Rademacher blamed the loss of his job on the LIFO policy adopted by most schools. The Last In, First Out policy gives preference to teachers with seniority, the more years worked by a teacher at a school, the greater the job security. Rademacher, who taught at a different school than the one he received his award with, was on the chopping block since he started teaching at the school only a year prior.

Rademacher, who taught English to grades six through twelve, made a shocking announcement on Twitter [on April 3, 2017]:

“If anyone knows of good English positions next year, please let me know. I lost mine today to budget gremlins.” 

Teacher layoffs resulting from budget cuts are not uncommon. But dismissals should not be entirely based on seniority. According to the Star Tribune’s Editorial Board, the Last In, First Out system “hurts Minnesota schools and students” and doesn’t help school officials “retain talented, effective educators who are more recent hires.”

The union rewarded Rademacher for his commitment to excellence. But his perceived effectiveness wasn’t enough to save his job from a seniority-based system. 

The MN House passed a bill in March to change the layoff policy. The bill wouldn’t prevent school leaders from considering a teacher’s experience when making staff reductions, because experience does matter. It would, however, limit seniority from being the only consideration. Which would have prevented the union’s 2014 Teacher of the Year winner from losing his job. 

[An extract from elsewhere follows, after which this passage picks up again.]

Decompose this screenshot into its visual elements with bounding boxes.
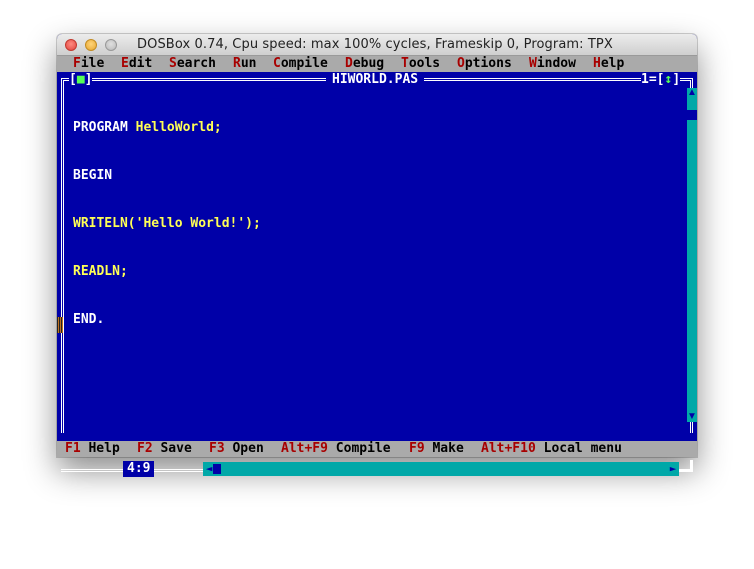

But Education Minnesota wrote the bill off as “a distraction from the true challenges schools face.” If the challenges include the teacher shortage problem, here’s a solution that was not included in its Educator Policy Innovation Center’s proposed solutions: Change the dismissal policy that lays off effective teachers and doesn’t help attract new teachers to the classroom. 

The last thing highly qualified teachers should worry about is whether or not their effectiveness will be undermined by a seniority-based system kept in place by union control.